Canadian musical group

In Essence (occasionally referred to as I.E.) was a five-member Canadian R&B group based in Toronto, Ontario. Their music has been played both in Canada and the United States. The band was active between 1993 and 2006, and their album The Master Plan was a 2004 Juno Award winner.

==History==
The group's members, lead singer Dru, Pops, Smooth, Que and Touch met in Toronto in 1993. On a trip to New York City, In Essence met Funkmaster Flex and his manager and in 2001 they were signed to Franchise Entertainment. Shortly thereafter they released the single "You Will Never Find". The song garnered exposure in the US and was included on Funkmaster Flex's The Mix Tape, Vol.
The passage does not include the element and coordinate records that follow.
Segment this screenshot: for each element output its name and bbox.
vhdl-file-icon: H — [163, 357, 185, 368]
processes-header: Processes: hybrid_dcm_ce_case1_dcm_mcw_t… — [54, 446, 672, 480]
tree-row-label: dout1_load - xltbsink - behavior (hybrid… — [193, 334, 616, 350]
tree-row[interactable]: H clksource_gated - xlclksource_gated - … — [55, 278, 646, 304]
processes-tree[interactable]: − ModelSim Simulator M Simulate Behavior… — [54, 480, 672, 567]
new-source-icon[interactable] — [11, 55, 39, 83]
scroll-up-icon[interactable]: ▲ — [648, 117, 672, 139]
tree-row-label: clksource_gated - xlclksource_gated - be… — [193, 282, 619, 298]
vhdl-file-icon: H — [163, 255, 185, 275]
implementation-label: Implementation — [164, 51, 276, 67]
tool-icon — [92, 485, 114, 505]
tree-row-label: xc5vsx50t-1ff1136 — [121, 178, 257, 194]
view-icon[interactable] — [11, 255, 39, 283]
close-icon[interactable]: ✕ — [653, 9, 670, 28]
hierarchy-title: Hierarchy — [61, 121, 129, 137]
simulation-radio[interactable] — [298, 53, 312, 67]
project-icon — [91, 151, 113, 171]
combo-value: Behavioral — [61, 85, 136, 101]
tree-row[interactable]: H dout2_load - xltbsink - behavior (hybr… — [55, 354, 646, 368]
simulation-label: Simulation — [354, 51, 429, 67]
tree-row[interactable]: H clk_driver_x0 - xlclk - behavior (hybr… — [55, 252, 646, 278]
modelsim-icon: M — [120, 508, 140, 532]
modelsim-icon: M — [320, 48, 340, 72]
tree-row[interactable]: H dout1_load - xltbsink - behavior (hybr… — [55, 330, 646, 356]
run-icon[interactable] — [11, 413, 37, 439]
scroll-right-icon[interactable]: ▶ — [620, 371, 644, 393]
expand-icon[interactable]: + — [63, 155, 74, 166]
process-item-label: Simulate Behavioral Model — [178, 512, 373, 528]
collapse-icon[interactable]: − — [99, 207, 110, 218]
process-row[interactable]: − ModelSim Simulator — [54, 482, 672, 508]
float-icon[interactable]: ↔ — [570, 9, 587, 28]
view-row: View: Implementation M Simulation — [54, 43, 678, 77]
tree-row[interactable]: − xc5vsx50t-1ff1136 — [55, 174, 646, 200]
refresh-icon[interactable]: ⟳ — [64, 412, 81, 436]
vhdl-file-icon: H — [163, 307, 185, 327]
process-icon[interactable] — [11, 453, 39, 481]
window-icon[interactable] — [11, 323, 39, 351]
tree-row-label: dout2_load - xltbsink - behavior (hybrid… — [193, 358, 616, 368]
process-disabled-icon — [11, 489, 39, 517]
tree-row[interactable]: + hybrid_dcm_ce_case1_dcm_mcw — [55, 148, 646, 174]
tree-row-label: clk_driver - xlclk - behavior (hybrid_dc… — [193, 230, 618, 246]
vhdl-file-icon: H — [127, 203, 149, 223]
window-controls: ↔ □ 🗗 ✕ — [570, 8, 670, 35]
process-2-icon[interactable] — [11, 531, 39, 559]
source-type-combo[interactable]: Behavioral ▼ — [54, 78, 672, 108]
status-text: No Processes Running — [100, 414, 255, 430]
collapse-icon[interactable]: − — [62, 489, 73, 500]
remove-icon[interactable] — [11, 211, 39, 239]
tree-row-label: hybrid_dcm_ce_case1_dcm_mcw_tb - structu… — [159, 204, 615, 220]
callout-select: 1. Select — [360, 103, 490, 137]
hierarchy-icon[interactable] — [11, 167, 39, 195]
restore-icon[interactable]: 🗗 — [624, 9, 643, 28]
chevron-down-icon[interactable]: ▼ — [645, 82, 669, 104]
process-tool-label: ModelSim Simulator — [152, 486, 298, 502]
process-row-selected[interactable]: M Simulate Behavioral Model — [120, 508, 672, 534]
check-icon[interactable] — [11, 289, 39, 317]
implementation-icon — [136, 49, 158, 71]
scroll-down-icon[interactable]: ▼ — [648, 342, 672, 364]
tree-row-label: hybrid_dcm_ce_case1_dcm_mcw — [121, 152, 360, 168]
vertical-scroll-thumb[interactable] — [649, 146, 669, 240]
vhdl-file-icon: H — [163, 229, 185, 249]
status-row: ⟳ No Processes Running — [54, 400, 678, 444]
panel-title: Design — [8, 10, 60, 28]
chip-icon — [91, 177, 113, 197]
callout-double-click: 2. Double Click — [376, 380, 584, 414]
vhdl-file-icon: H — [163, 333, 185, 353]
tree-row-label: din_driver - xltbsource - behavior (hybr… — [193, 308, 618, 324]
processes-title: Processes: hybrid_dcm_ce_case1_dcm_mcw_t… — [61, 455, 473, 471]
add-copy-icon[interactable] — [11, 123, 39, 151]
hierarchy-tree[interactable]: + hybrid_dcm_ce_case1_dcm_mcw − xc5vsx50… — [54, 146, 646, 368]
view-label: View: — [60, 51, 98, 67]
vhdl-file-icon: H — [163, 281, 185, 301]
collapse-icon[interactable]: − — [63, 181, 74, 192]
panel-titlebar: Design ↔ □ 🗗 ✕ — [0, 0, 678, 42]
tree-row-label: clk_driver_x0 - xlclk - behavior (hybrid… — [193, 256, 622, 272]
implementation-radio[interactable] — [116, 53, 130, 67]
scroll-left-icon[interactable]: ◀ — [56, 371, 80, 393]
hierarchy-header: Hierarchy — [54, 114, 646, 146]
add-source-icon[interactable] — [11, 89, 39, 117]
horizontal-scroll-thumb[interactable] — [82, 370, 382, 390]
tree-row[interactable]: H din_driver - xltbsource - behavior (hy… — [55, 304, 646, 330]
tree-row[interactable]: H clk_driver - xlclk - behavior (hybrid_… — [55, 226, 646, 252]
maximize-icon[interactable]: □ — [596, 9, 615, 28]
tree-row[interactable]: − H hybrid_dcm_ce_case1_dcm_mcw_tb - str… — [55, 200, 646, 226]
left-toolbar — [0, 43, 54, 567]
IV.

In Essence signed a record deal with ViK. Recordings / BMG Canada and released their first album, The Master Plan, in 2003. The album included an a capella song, "Who We Are". In April 2004, In Essence won a Juno Award for R&B/Soul Recording of the Year for The Master Plan.

In June 2004, same year they were presented with an MMVA Award by MuchMusic for Best R&B Video Of The Year for Friend of Mine. That year the group also won a SOCAN #1 Award for the same video and two Canadian Radio Music Award nominations.

Dru later embarked on a solo career; he released two solo albums, The One (2008) and On the Brink (2011).